Note that much of the commentary about distros versions has been in
relation to the distro packagers, but that was not my only target
in writing the distro policy. It was equally aimed at contributors
using such distros, as well as 3rd party vendors building solutions
on top of designated distro versions

You can say contributors should just pick newer containers for their
build env, or manually download newer deps, or have QEMU build fancy
scripts to auto-download newer deps. All of those options have a cost
to them, as compared to using what is already present in the distro.
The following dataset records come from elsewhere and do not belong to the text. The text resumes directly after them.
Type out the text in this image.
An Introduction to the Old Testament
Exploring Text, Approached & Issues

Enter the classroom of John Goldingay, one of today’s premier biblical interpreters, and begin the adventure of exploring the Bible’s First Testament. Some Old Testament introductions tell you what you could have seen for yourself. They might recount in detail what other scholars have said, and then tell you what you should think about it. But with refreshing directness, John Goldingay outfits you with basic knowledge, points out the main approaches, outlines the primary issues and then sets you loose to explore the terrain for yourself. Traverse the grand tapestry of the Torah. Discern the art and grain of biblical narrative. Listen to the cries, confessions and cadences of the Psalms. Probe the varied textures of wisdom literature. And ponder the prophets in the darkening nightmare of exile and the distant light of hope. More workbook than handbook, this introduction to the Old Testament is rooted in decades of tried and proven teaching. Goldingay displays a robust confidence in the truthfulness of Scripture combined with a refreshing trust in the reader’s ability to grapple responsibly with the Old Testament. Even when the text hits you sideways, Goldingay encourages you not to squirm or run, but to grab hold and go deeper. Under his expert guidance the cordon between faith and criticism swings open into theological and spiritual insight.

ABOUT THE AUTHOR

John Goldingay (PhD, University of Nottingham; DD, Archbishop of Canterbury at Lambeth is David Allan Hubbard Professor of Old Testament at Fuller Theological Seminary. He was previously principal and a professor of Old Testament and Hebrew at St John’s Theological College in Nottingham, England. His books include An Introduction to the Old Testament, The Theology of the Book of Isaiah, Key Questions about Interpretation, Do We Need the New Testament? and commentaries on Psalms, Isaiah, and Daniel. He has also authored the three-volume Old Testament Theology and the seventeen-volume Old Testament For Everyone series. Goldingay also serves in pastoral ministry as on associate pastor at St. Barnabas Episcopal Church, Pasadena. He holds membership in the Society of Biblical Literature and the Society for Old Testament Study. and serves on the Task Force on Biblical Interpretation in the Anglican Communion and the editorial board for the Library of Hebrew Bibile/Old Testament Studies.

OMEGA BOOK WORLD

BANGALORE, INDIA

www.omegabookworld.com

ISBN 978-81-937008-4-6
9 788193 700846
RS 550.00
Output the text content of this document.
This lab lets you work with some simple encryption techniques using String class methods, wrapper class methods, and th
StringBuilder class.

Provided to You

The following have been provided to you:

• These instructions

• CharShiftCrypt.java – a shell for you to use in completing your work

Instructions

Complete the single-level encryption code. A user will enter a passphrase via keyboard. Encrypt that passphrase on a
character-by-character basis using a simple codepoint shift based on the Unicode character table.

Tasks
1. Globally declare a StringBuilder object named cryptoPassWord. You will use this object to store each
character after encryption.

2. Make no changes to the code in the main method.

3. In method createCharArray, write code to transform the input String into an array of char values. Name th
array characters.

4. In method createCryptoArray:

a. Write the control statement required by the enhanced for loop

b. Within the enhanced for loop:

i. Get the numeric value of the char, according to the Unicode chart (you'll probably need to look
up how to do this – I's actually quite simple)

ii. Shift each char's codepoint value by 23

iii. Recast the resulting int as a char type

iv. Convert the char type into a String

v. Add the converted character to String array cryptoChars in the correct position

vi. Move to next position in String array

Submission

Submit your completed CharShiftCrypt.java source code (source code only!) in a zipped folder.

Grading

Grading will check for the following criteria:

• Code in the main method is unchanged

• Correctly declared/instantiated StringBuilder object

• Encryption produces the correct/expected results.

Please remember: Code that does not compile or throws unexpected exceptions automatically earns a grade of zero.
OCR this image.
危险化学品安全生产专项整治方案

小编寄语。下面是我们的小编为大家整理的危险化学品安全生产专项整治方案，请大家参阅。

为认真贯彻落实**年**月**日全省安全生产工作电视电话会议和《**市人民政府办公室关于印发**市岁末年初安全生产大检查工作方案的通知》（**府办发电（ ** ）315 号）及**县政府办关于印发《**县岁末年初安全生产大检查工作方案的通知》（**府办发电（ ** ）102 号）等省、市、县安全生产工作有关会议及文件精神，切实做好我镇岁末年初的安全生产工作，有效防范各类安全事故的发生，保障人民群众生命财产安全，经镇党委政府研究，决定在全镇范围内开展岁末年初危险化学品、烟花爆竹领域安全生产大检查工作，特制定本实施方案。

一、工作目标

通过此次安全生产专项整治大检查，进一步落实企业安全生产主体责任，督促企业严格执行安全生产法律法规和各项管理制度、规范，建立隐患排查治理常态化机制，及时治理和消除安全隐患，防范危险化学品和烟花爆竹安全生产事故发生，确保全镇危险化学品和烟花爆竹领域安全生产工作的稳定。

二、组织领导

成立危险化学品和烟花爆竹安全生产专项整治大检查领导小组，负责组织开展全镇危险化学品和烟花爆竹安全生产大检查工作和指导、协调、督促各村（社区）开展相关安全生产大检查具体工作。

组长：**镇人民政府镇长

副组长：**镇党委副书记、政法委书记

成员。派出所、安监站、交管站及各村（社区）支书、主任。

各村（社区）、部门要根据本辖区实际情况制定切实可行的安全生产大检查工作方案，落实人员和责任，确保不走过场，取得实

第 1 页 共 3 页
In terms of 3rd party vendors, they can have similar roles to a distro
vendor, but are more likely to package up newer QEMU versions to run
on pre-existing distros.

A further goal of the support policy was to provide a mechanism to
eliminate exactly these kind of mail threads. Before we had the policy,
every single time someone wanted to bump the min version of any dep
we would have debates over whether it was OK or not, there was always
someone who wanted the old version of the distro forever.  Defining
the policy has allowed us to unconditionally bump the min versions of
our times on a usually reasonable timeframe, without needing to engage
in debate. We can just point people to our support policy when they
complained that they really wanted old versions X, Y, & Z.

Every time we make an exception to the policy, we undermine the benefits
we obtain from it, taking us back the old world where our min versions
were an inconsistent & arbitrary set, with little clear understanding
of when we would change, either by maintainers or users.